None of this argues that autonomy is never warranted. Autonomy is warranted, and powerfully, when the path to the goal genuinely cannot be enumerated in advance. When the next step depends on what prior steps revealed. When the environment is too large or too dynamic to map. When the task is open-ended exploration whose shape is unknown until it is underway. In those cases a fixed workflow does not merely underperform. It cannot express the task at all, and reaching for autonomy is the correct engineering response.

The mature pattern, even then, is rarely a fully autonomous system. Instead, it is an authored skeleton with a contained agentic pocket. A deterministic structure delegates one bounded, well-scoped subtask to a model allowed to decide its own steps, inside limits the surrounding workflow enforces. The autonomy is real but local, observable at its boundary, constrained in what it can touch, and recoverable if it goes wrong. This is how to get the capability of runtime judgment without surrendering the predictability of the system as a whole. The goal is not to pick a side of the spectrum but to place each part of the system at the right point on it.

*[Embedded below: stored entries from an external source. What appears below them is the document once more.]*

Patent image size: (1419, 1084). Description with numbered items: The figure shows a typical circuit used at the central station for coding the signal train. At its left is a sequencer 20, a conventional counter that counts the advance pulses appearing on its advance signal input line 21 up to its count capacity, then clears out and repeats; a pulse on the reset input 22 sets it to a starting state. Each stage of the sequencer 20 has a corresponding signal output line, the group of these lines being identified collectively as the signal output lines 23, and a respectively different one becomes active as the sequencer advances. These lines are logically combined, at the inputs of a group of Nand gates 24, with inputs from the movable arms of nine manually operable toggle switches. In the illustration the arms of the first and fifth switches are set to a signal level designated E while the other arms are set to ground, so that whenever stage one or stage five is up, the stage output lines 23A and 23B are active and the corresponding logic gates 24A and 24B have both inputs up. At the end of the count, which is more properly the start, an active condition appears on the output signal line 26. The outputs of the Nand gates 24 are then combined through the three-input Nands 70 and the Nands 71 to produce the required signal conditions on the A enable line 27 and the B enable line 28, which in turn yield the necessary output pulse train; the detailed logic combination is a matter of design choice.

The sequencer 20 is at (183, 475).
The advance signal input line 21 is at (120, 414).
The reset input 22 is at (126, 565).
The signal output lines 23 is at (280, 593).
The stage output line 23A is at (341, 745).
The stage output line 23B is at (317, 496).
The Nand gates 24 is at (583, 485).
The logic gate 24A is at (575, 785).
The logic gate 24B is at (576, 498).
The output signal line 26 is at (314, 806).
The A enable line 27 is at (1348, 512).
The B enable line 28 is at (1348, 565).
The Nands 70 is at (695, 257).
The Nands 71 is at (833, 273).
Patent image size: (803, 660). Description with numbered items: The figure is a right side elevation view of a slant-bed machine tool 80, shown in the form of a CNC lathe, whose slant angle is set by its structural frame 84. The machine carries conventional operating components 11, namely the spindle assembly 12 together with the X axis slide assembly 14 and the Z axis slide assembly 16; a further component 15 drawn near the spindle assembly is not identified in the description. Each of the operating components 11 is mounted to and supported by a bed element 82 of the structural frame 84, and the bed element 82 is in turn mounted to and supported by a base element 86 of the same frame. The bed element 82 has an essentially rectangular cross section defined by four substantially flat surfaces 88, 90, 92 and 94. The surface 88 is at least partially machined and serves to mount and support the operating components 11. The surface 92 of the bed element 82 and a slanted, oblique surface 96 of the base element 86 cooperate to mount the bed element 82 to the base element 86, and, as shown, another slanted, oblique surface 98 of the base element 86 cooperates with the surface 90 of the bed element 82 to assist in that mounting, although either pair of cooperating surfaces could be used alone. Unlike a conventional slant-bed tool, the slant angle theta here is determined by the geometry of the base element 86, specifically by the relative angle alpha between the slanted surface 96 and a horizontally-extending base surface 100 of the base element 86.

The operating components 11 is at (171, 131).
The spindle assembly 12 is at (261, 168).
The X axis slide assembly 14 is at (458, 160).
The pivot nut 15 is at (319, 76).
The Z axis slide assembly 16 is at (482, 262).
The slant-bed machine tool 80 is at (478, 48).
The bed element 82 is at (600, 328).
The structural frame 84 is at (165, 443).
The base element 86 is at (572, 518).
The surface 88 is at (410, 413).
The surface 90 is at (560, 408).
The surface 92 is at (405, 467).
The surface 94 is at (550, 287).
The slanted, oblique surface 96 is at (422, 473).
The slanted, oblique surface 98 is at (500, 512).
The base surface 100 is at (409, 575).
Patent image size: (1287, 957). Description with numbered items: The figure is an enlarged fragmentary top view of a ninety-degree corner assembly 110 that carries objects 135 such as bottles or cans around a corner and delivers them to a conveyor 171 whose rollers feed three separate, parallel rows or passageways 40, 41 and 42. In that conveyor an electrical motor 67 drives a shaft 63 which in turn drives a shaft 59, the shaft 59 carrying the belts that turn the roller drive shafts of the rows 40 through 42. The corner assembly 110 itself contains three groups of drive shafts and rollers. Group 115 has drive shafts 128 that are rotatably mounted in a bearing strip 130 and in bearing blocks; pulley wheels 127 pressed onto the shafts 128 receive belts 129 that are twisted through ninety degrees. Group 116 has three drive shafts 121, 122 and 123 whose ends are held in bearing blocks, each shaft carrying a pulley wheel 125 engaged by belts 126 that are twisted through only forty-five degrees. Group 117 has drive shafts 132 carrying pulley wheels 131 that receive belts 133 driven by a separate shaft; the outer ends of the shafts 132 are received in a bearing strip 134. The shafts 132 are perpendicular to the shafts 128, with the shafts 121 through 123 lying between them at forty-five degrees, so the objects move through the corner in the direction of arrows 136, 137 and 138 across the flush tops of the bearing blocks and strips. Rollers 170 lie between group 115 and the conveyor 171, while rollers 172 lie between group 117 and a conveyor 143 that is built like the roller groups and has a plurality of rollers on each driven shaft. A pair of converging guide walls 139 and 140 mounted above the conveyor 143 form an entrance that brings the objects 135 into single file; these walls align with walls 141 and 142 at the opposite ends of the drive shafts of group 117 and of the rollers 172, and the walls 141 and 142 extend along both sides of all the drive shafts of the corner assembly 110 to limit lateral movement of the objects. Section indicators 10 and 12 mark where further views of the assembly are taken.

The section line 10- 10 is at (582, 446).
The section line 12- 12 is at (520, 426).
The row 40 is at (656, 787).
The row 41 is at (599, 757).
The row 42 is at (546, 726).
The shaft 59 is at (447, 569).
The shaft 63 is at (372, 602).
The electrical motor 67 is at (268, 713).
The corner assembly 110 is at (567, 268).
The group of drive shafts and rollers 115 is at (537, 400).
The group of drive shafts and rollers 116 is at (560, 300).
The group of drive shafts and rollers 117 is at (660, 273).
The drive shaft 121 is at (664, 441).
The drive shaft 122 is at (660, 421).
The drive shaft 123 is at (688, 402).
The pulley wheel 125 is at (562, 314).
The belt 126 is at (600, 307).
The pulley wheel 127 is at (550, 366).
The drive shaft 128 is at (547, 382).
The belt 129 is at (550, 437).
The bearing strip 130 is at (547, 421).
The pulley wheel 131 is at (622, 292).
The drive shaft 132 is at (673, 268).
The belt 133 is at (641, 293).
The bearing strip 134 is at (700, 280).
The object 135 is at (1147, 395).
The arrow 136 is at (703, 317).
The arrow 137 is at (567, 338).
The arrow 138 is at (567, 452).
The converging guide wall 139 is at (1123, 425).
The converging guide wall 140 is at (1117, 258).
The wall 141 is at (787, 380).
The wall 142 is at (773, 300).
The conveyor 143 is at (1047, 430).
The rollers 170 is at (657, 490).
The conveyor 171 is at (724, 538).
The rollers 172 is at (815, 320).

Spending autonomy deliberately

Default to determinism. Introduce autonomy at demonstrated gaps, the specific places where an authored approach provably cannot express the task, and contain it when you do. Treat each increment of autonomy as something you justify against a requirement, not something you assume because it sounds advanced. Let evidence rather than aspiration move you up the spectrum, and keep the movement as local as the task allows.

The architecture question is narrower and more useful than the industry’s framing suggests. Does this specific decision require judgment at runtime? For most decisions, in most systems, it does not. Workflows are not the cautious option or the lesser option. For predictable, specifiable, design-time-authorable work, they are the option that is cheaper, faster, auditable, testable, and fixable, the option that holds up over the years a system actually has to run. Autonomy is a real tool with a narrow mandate. The engineers who get the most from it are the ones who spend it deliberately, contain it carefully, and call the rest of their systems what they are.